Este artigo tem como questão central averiguar os requisitos e exceções do consentimento informado na relação médico-paciente. Antes de adentramos ao tema central, importante destacarmos que conforme a Lei nº 3.268, de 30 de setembro de 1957, regulamentada pelo Decreto nº 44.045, de 19 de julho de 1958, e pela Lei nº 11.000, de 15 de dezembro de 2004, na competência para legislar matéria relativa à atividade da medicina, foi atribuída ao Conselho Federal de Medicina (CFM) e aos Conselhos Regionais de Medicina (CRM).
Assim, conforme dispõe a Lei, o Art. 2º, “O conselho Federal e os Conselhos Regionais de Medicina são os órgãos supervisores da ética profissional em toda a República e ao mesmo tempo, julgadores e disciplinadores da classe médica, cabendo-lhes zelar e trabalhar por todos os meios ao seu alcance, pelo perfeito desempenho ético da medicina, e pelo prestígio e bom conceito da profissão e dos que a exerçam legalmente.”
Por força da lei, o CFM publicou a Recomendação nº 1/2016, destacando que os médicos devem levar em consideração o documento Consentimento Livre e Esclarecido, constante no Anexo I. Destacamos que a Recomendação entrou em vigor no dia 21 de janeiro (data da publicação).
Muito embora em constante evolução, as recomendações servem como guia, visando que o consentimento seja colhido livremente após previamente o paciente ter sido esclarecido visando auxiliar os médicos no mister da profissão com o máximo de zelo e atenção primando pelo benefício da saúde dos pacientes conforme os Princípios Fundamentais do Código de Ética Médica (Resolução 2.217/18).
Nesse contexto, dentre os Princípios Fundamentais do Código de Ética Médica destacamos o enunciado do item XXI, do Capítulo I, que determina que na tomada de decisões, conforme a consciência e as previsões legais, as escolhas dos pacientes relativas aos procedimentos diagnósticos e terapêuticos apresentados, deverão ser aceitas pelo médico se estiverem adequadas ao caso e reconhecidas cientificamente.
Além da Recomendação acima citada, o Código de Ética Médica ainda possui previsão sobre o consentimento, dentre eles destacamos o Art. 22, que determina que é vedado ao médico, exceto em caso de risco iminente de morte, deixar de obter o consentimento do paciente ou do representante legal acerca do procedimento a ser realizado, após esclarecê-lo. Atrelada a essa condição, o Art. 34, do mesmo diploma, traz que na relação médico-paciente, também é vedado ao médico, deixar de informar o paciente o diagnóstico, os riscos e os objetivos do tratamento.

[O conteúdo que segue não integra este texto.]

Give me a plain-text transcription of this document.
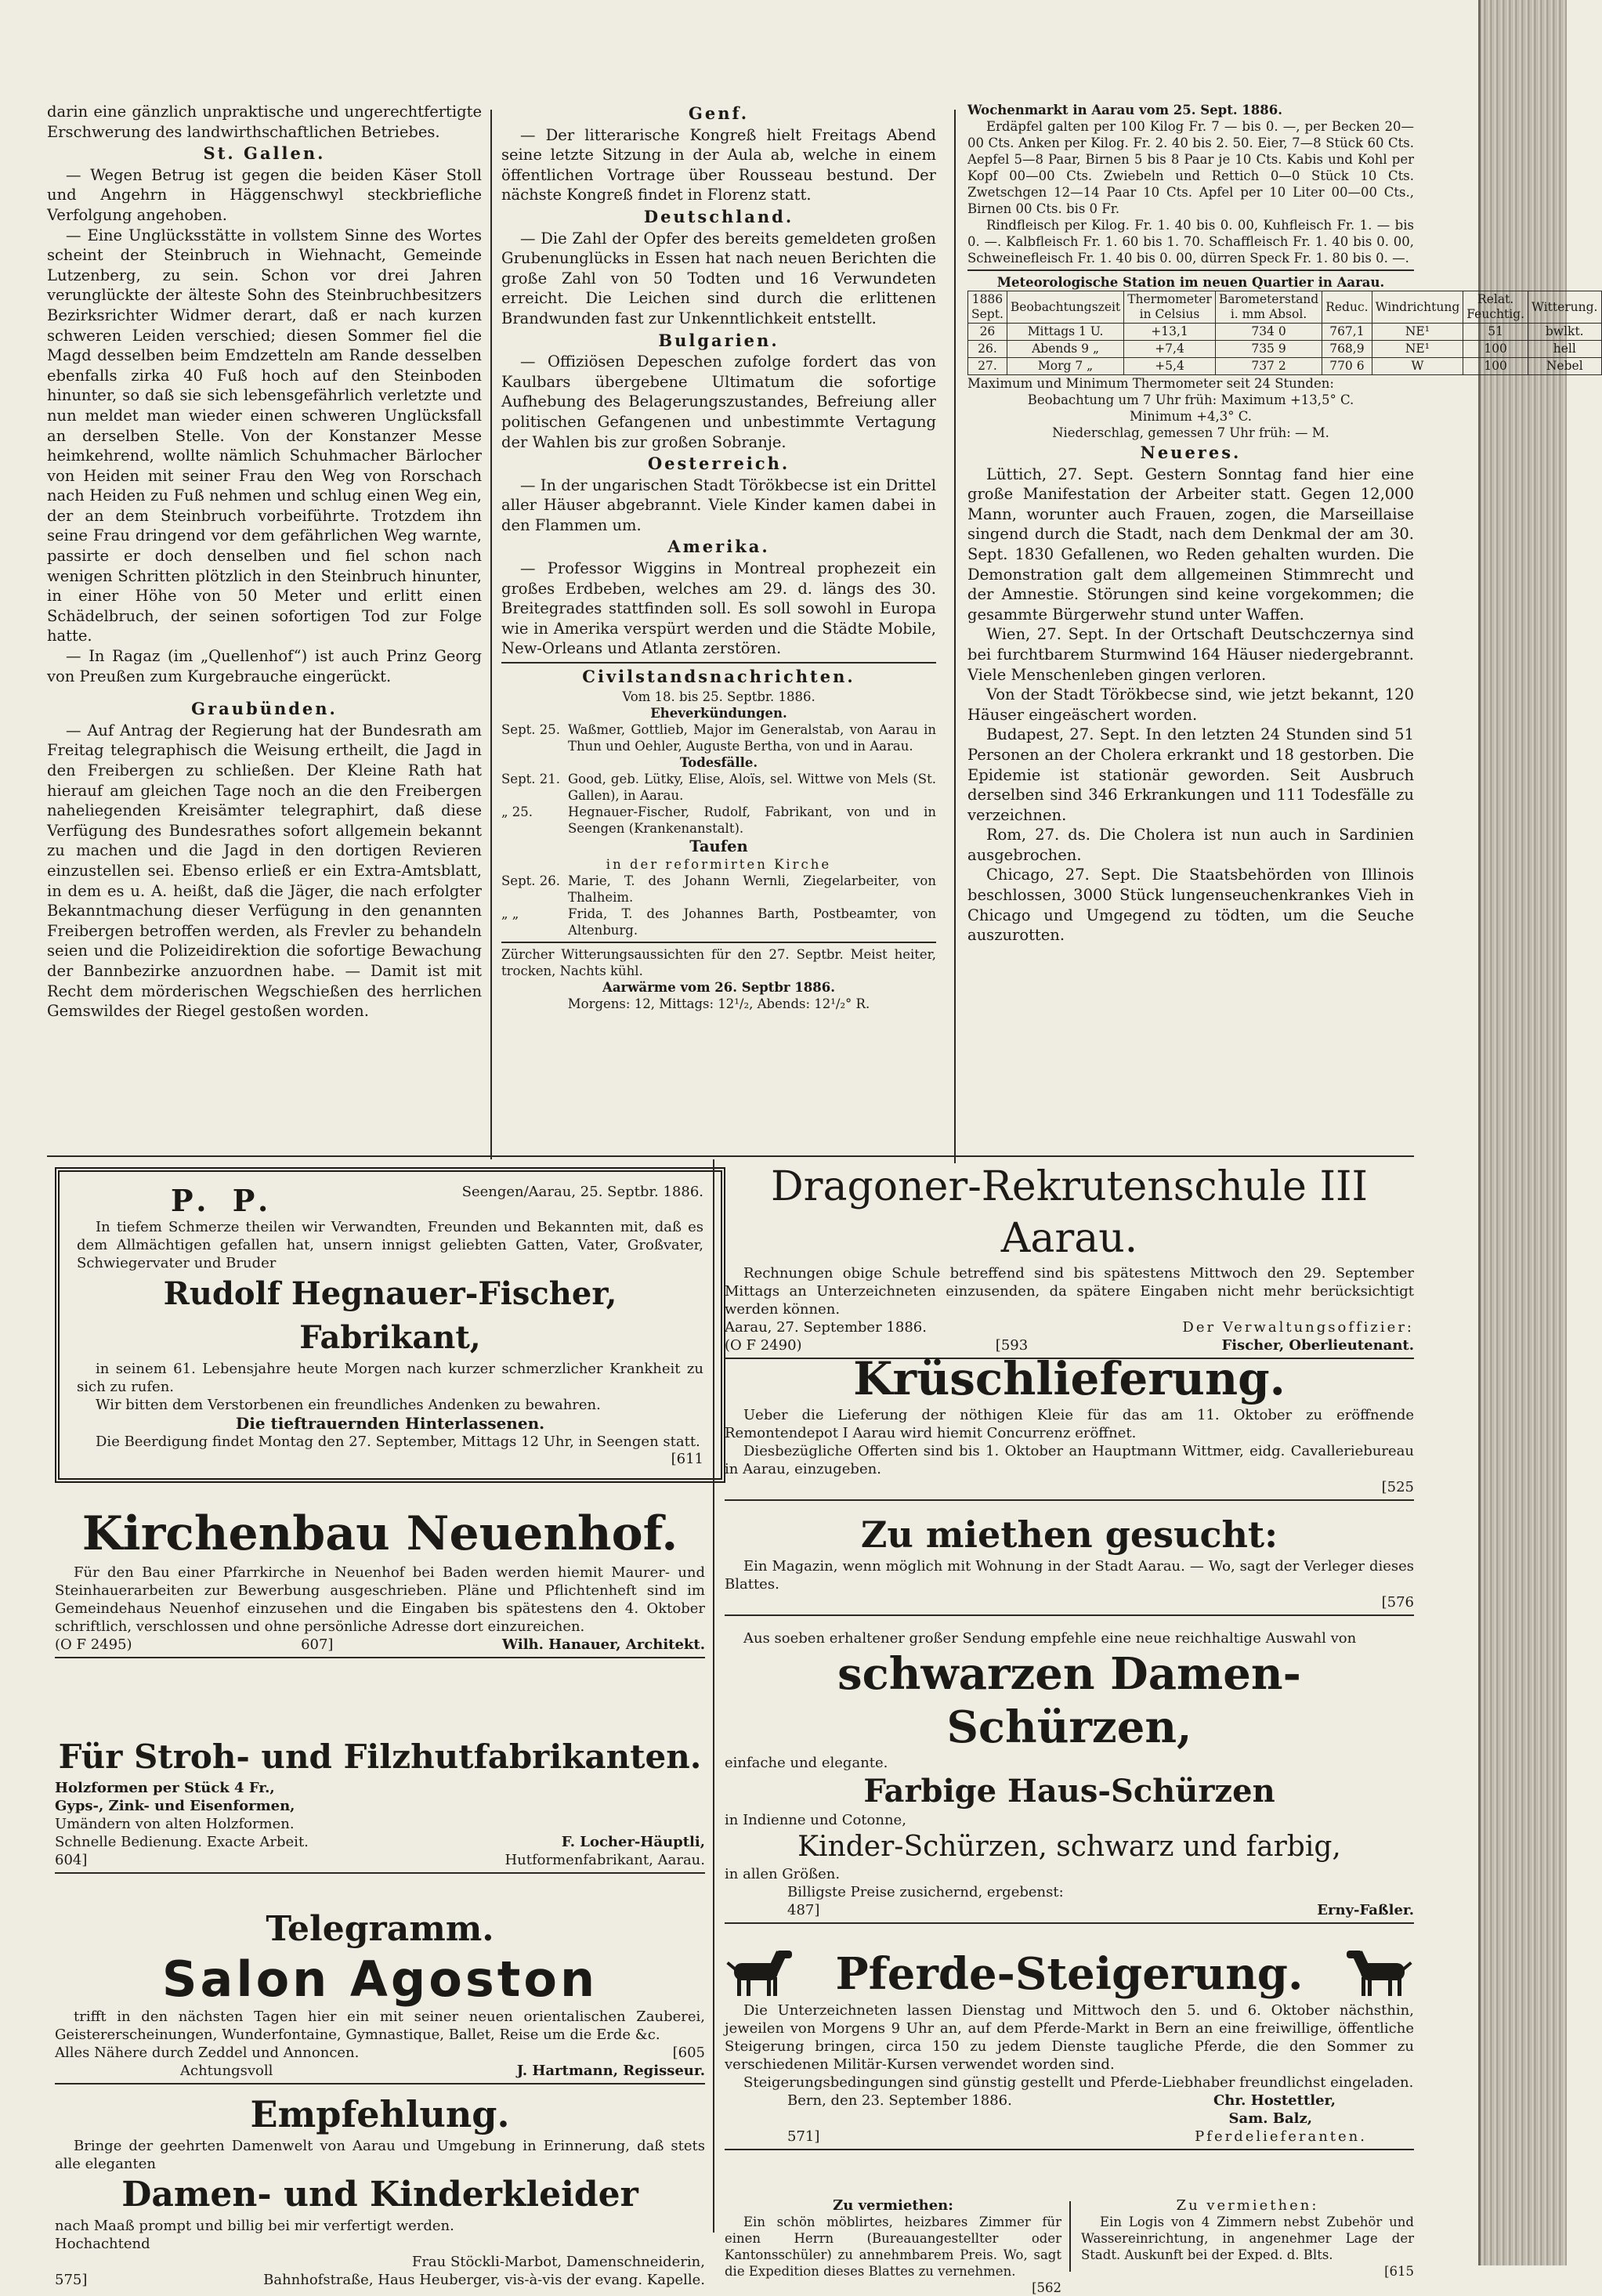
darin eine gänzlich unpraktische und ungerechtfertigte Erschwerung des landwirthschaftlichen Betriebes.

St. Gallen.

— Wegen Betrug ist gegen die beiden Käser Stoll und Angehrn in Häggenschwyl steckbriefliche Verfolgung angehoben.

— Eine Unglücksstätte in vollstem Sinne des Wortes scheint der Steinbruch in Wiehnacht, Gemeinde Lutzenberg, zu sein. Schon vor drei Jahren verunglückte der älteste Sohn des Steinbruchbesitzers Bezirksrichter Widmer derart, daß er nach kurzen schweren Leiden verschied; diesen Sommer fiel die Magd desselben beim Emdzetteln am Rande desselben ebenfalls zirka 40 Fuß hoch auf den Steinboden hinunter, so daß sie sich lebensgefährlich verletzte und nun meldet man wieder einen schweren Unglücksfall an derselben Stelle. Von der Konstanzer Messe heimkehrend, wollte nämlich Schuhmacher Bärlocher von Heiden mit seiner Frau den Weg von Rorschach nach Heiden zu Fuß nehmen und schlug einen Weg ein, der an dem Steinbruch vorbeiführte. Trotzdem ihn seine Frau dringend vor dem gefährlichen Weg warnte, passirte er doch denselben und fiel schon nach wenigen Schritten plötzlich in den Steinbruch hinunter, in einer Höhe von 50 Meter und erlitt einen Schädelbruch, der seinen sofortigen Tod zur Folge hatte.

— In Ragaz (im „Quellenhof“) ist auch Prinz Georg von Preußen zum Kurgebrauche eingerückt.

Graubünden.

— Auf Antrag der Regierung hat der Bundesrath am Freitag telegraphisch die Weisung ertheilt, die Jagd in den Freibergen zu schließen. Der Kleine Rath hat hierauf am gleichen Tage noch an die den Freibergen naheliegenden Kreisämter telegraphirt, daß diese Verfügung des Bundesrathes sofort allgemein bekannt zu machen und die Jagd in den dortigen Revieren einzustellen sei. Ebenso erließ er ein Extra-Amtsblatt, in dem es u. A. heißt, daß die Jäger, die nach erfolgter Bekanntmachung dieser Verfügung in den genannten Freibergen betroffen werden, als Frevler zu behandeln seien und die Polizeidirektion die sofortige Bewachung der Bannbezirke anzuordnen habe. — Damit ist mit Recht dem mörderischen Wegschießen des herrlichen Gemswildes der Riegel gestoßen worden.

Genf.

— Der litterarische Kongreß hielt Freitags Abend seine letzte Sitzung in der Aula ab, welche in einem öffentlichen Vortrage über Rousseau bestund. Der nächste Kongreß findet in Florenz statt.

Deutschland.

— Die Zahl der Opfer des bereits gemeldeten großen Grubenunglücks in Essen hat nach neuen Berichten die große Zahl von 50 Todten und 16 Verwundeten erreicht. Die Leichen sind durch die erlittenen Brandwunden fast zur Unkenntlichkeit entstellt.

Bulgarien.

— Offiziösen Depeschen zufolge fordert das von Kaulbars übergebene Ultimatum die sofortige Aufhebung des Belagerungszustandes, Befreiung aller politischen Gefangenen und unbestimmte Vertagung der Wahlen bis zur großen Sobranje.

Oesterreich.

— In der ungarischen Stadt Törökbecse ist ein Drittel aller Häuser abgebrannt. Viele Kinder kamen dabei in den Flammen um.

Amerika.

— Professor Wiggins in Montreal prophezeit ein großes Erdbeben, welches am 29. d. längs des 30. Breitegrades stattfinden soll. Es soll sowohl in Europa wie in Amerika verspürt werden und die Städte Mobile, New-Orleans und Atlanta zerstören.

Civilstandsnachrichten.
Vom 18. bis 25. Septbr. 1886.
Eheverkündungen.
Sept. 25. Waßmer, Gottlieb, Major im Generalstab, von Aarau in Thun und Oehler, Auguste Bertha, von und in Aarau.
Todesfälle.
Sept. 21. Good, geb. Lütky, Elise, Aloïs, sel. Wittwe von Mels (St. Gallen), in Aarau.
„ 25.	Hegnauer-Fischer, Rudolf, Fabrikant, von und in Seengen (Krankenanstalt).
Taufen
in der reformirten Kirche
Sept. 26. Marie, T. des Johann Wernli, Ziegelarbeiter, von Thalheim.
„ „	Frida, T. des Johannes Barth, Postbeamter, von Altenburg.
Zürcher Witterungsaussichten für den 27. Septbr. Meist heiter, trocken, Nachts kühl.
Aarwärme vom 26. Septbr 1886.
Morgens: 12, Mittags: 12¹/₂, Abends: 12¹/₂° R.
Wochenmarkt in Aarau vom 25. Sept. 1886.

Erdäpfel galten per 100 Kilog Fr. 7 — bis 0. —, per Becken 20—00 Cts. Anken per Kilog. Fr. 2. 40 bis 2. 50. Eier, 7—8 Stück 60 Cts. Aepfel 5—8 Paar, Birnen 5 bis 8 Paar je 10 Cts. Kabis und Kohl per Kopf 00—00 Cts. Zwiebeln und Rettich 0—0 Stück 10 Cts. Zwetschgen 12—14 Paar 10 Cts. Apfel per 10 Liter 00—00 Cts., Birnen 00 Cts. bis 0 Fr.

Rindfleisch per Kilog. Fr. 1. 40 bis 0. 00, Kuhfleisch Fr. 1. — bis 0. —. Kalbfleisch Fr. 1. 60 bis 1. 70. Schaffleisch Fr. 1. 40 bis 0. 00, Schweinefleisch Fr. 1. 40 bis 0. 00, dürren Speck Fr. 1. 80 bis 0. —.

Meteorologische Station im neuen Quartier in Aarau.
1886 Sept.	Beobachtungszeit	Thermometer in Celsius	Barometerstand i. mm Absol.	Reduc.	Windrichtung	Relat. Feuchtig.	Witterung.
26	Mittags 1 U.	+13,1	734 0	767,1	NE¹	51	bwlkt.
26.	Abends 9 „	+7,4	735 9	768,9	NE¹	100	hell
27.	Morg 7 „	+5,4	737 2	770 6	W	100	Nebel
Maximum und Minimum Thermometer seit 24 Stunden:
Beobachtung um 7 Uhr früh: Maximum +13,5° C.
Minimum +4,3° C.
Niederschlag, gemessen 7 Uhr früh: — M.
Neueres.

Lüttich, 27. Sept. Gestern Sonntag fand hier eine große Manifestation der Arbeiter statt. Gegen 12,000 Mann, worunter auch Frauen, zogen, die Marseillaise singend durch die Stadt, nach dem Denkmal der am 30. Sept. 1830 Gefallenen, wo Reden gehalten wurden. Die Demonstration galt dem allgemeinen Stimmrecht und der Amnestie. Störungen sind keine vorgekommen; die gesammte Bürgerwehr stund unter Waffen.

Wien, 27. Sept. In der Ortschaft Deutschczernya sind bei furchtbarem Sturmwind 164 Häuser niedergebrannt. Viele Menschenleben gingen verloren.

Von der Stadt Törökbecse sind, wie jetzt bekannt, 120 Häuser eingeäschert worden.

Budapest, 27. Sept. In den letzten 24 Stunden sind 51 Personen an der Cholera erkrankt und 18 gestorben. Die Epidemie ist stationär geworden. Seit Ausbruch derselben sind 346 Erkrankungen und 111 Todesfälle zu verzeichnen.

Rom, 27. ds. Die Cholera ist nun auch in Sardinien ausgebrochen.

Chicago, 27. Sept. Die Staatsbehörden von Illinois beschlossen, 3000 Stück lungenseuchenkrankes Vieh in Chicago und Umgegend zu tödten, um die Seuche auszurotten.

P. P.	Seengen/Aarau, 25. Septbr. 1886.

In tiefem Schmerze theilen wir Verwandten, Freunden und Bekannten mit, daß es dem Allmächtigen gefallen hat, unsern innigst geliebten Gatten, Vater, Großvater, Schwiegervater und Bruder

Rudolf Hegnauer-Fischer, Fabrikant,

in seinem 61. Lebensjahre heute Morgen nach kurzer schmerzlicher Krankheit zu sich zu rufen.

Wir bitten dem Verstorbenen ein freundliches Andenken zu bewahren.

Die tieftrauernden Hinterlassenen.

Die Beerdigung findet Montag den 27. September, Mittags 12 Uhr, in Seengen statt.

[611
Kirchenbau Neuenhof.

Für den Bau einer Pfarrkirche in Neuenhof bei Baden werden hiemit Maurer- und Steinhauerarbeiten zur Bewerbung ausgeschrieben. Pläne und Pflichtenheft sind im Gemeindehaus Neuenhof einzusehen und die Eingaben bis spätestens den 4. Oktober schriftlich, verschlossen und ohne persönliche Adresse dort einzureichen.

(O F 2495)	607]	Wilh. Hanauer, Architekt.
Für Stroh- und Filzhutfabrikanten.
Holzformen per Stück 4 Fr.,
Gyps-, Zink- und Eisenformen,
Umändern von alten Holzformen.
Schnelle Bedienung. Exacte Arbeit.	F. Locher-Häuptli,
604]	Hutformenfabrikant, Aarau.
Telegramm.
Salon Agoston

trifft in den nächsten Tagen hier ein mit seiner neuen orientalischen Zauberei, Geistererscheinungen, Wunderfontaine, Gymnastique, Ballet, Reise um die Erde &c.

Alles Nähere durch Zeddel und Annoncen.	[605
Achtungsvoll	J. Hartmann, Regisseur.
Empfehlung.

Bringe der geehrten Damenwelt von Aarau und Umgebung in Erinnerung, daß stets alle eleganten

Damen- und Kinderkleider
nach Maaß prompt und billig bei mir verfertigt werden.
Hochachtend
Frau Stöckli-Marbot, Damenschneiderin,
575]	Bahnhofstraße, Haus Heuberger, vis-à-vis der evang. Kapelle.
Dragoner-Rekrutenschule III Aarau.

Rechnungen obige Schule betreffend sind bis spätestens Mittwoch den 29. September Mittags an Unterzeichneten einzusenden, da spätere Eingaben nicht mehr berücksichtigt werden können.

Aarau, 27. September 1886.	Der Verwaltungsoffizier:
(O F 2490)	[593	Fischer, Oberlieutenant.
Krüschlieferung.

Ueber die Lieferung der nöthigen Kleie für das am 11. Oktober zu eröffnende Remontendepot I Aarau wird hiemit Concurrenz eröffnet.

Diesbezügliche Offerten sind bis 1. Oktober an Hauptmann Wittmer, eidg. Cavalleriebureau in Aarau, einzugeben.

[525
Zu miethen gesucht:

Ein Magazin, wenn möglich mit Wohnung in der Stadt Aarau. — Wo, sagt der Verleger dieses Blattes.

[576

Aus soeben erhaltener großer Sendung empfehle eine neue reichhaltige Auswahl von

schwarzen Damen-Schürzen,
einfache und elegante.
Farbige Haus-Schürzen
in Indienne und Cotonne,
Kinder-Schürzen, schwarz und farbig,
in allen Größen.
Billigste Preise zusichernd, ergebenst:
487]	Erny-Faßler.
Pferde-Steigerung.

Die Unterzeichneten lassen Dienstag und Mittwoch den 5. und 6. Oktober nächsthin, jeweilen von Morgens 9 Uhr an, auf dem Pferde-Markt in Bern an eine freiwillige, öffentliche Steigerung bringen, circa 150 zu jedem Dienste taugliche Pferde, die den Sommer zu verschiedenen Militär-Kursen verwendet worden sind.

Steigerungsbedingungen sind günstig gestellt und Pferde-Liebhaber freundlichst eingeladen.

Bern, den 23. September 1886.	Chr. Hostettler,
Sam. Balz,
571]	Pferdelieferanten.
Zu vermiethen:

Ein schön möblirtes, heizbares Zimmer für einen Herrn (Bureauangestellter oder Kantonsschüler) zu annehmbarem Preis. Wo, sagt die Expedition dieses Blattes zu vernehmen.

[562
Zu vermiethen:

Ein Logis von 4 Zimmern nebst Zubehör und Wassereinrichtung, in angenehmer Lage der Stadt. Auskunft bei der Exped. d. Blts.

[615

Igualmente o texto anterior, a exceção nesse dispositivo está quando a informação da comunicação direta possa provocar algum dano mas, coloca como obrigação, o dever de comunicar o representante legal. No mesmo assunto, ainda é vedado ao médico, no exercício da profissão, exercer sua autoridade para limitar o direito do paciente de decidir livremente sobre sua pessoa ou seu bem-estar conforme o Art. 24.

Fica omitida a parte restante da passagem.